SDG 17: Partnerships for the goals >
SDG 17: Strengthen the means of implementation and revitalise the global partnership for sustainable development
In the far north of Kenya, the Chalbi Desert stretches across an arid plain of stones and dust. Despite it being one of the most inhospitable areas in Africa, some local tribes have established a small town called North Horr.
This village is among the most effective examples of international cooperation, as it is inhabited mainly by nomads from the Gabra tribe, who live almost exclusively on sheep farming. Yet, the inhospitable climate is leading to the death of more and more animals, making the future of an entire community more precarious every day.
Climate change is making rainfall extremely rare, reducing the presence of water to a minimum to develop both human and animal life.
In this complicated context, Amref has set up ‘Heal’, a project that aims to radically change the interdependent relationship between humankind and the environment. Using its transnational presence, the Association is encouraging a process involving countries, organisations and experts, leading North Horr towards sustainable development solutions.
One of the cornerstones of Heal is the adoption of a multi-user innovation platform aimed at preventing meteorological risks. To power it, the Association has asked pastoral society leaders, project staff of NGOs working in the area and others such as scientists and researchers who gravitate towards the area to wear sensors to track what is happening in their environment.

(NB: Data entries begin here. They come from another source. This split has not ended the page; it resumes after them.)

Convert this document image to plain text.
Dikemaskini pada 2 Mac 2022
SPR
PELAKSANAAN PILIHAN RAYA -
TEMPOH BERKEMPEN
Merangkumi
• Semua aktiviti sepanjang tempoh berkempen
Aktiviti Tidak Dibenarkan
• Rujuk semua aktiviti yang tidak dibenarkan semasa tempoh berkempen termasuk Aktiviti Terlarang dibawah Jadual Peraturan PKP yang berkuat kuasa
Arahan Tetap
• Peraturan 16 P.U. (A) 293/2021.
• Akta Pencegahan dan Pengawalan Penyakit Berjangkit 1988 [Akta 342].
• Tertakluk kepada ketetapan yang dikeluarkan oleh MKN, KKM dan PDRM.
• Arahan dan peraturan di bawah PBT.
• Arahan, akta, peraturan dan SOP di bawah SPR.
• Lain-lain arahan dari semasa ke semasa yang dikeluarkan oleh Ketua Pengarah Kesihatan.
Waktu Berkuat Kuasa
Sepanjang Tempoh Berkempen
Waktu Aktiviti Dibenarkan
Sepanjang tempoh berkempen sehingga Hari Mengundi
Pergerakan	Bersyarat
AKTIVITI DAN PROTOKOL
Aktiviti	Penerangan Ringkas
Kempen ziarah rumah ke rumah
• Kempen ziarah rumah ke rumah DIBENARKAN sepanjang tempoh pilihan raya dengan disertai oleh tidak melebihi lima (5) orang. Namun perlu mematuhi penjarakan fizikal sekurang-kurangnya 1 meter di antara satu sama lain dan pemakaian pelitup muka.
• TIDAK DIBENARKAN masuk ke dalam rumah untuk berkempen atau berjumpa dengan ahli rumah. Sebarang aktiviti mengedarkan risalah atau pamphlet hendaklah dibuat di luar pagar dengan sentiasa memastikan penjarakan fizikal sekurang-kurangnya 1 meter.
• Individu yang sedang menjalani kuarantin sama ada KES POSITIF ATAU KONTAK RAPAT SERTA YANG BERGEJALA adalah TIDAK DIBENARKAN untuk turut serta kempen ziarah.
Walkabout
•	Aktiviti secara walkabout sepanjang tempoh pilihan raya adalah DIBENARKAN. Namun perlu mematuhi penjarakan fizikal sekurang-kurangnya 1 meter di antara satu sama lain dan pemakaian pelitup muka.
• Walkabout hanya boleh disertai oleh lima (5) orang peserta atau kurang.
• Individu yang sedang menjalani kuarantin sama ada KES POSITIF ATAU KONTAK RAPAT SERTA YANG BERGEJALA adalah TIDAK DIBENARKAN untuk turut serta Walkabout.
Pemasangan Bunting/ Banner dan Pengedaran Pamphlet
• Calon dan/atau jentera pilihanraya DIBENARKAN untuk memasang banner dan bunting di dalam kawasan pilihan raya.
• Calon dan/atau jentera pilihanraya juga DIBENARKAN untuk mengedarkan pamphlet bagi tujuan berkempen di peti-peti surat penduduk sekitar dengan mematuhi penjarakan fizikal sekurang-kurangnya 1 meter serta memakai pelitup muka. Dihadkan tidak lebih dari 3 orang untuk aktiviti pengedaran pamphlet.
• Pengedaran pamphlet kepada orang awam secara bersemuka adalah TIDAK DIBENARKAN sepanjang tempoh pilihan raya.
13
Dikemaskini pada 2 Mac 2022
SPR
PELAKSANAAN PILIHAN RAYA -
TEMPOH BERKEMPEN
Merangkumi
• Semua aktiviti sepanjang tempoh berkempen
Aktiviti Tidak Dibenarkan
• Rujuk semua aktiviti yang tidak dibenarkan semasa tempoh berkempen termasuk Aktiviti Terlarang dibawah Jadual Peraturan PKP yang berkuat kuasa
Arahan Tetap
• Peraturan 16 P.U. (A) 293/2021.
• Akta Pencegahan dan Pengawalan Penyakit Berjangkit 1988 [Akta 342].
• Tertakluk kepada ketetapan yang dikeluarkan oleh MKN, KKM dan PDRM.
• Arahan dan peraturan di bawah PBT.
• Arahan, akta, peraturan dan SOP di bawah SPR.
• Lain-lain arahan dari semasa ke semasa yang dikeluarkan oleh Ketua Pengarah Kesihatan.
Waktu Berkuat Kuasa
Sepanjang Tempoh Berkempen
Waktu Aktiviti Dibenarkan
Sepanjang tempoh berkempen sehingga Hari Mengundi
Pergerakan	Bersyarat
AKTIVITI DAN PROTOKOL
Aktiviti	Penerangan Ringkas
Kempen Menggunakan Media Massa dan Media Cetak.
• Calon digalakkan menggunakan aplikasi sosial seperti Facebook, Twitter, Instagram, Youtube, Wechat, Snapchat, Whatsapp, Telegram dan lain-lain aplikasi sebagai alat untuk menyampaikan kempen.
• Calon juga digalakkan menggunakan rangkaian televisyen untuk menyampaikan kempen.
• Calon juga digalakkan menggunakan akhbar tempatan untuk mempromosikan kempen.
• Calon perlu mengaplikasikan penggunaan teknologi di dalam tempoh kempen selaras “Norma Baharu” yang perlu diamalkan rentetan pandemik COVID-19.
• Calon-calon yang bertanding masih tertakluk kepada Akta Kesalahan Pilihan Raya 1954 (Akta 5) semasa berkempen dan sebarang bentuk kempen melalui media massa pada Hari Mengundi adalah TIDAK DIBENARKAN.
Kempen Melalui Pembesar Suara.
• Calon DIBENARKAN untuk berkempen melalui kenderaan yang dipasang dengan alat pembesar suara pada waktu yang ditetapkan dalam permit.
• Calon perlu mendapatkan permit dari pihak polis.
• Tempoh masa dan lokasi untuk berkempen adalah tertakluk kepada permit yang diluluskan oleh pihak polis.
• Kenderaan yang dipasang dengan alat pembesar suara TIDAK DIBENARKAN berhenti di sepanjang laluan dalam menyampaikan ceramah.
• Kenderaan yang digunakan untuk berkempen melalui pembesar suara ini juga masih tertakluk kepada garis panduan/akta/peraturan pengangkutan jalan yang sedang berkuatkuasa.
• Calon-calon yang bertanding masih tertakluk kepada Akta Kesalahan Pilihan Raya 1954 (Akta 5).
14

A series of weather stations then analyse the collected data in real time, which the project managers then explained to the shepherds. In this way, shepherds can manage their livestock more responsibly, preserving them in the difficult environment.
In addition to this, the Heal project has already brought a permanent healthcare centre to North Horr to respond effectively to the various health problems affecting the local populations: from childbirth to malnutrition, from illnesses to accidents among the nomads. The project focuses also on a third dimension, the cultural one, to use today’s knowledge to overcome customs and superstitions that have been handed down for centuries in this part of the world.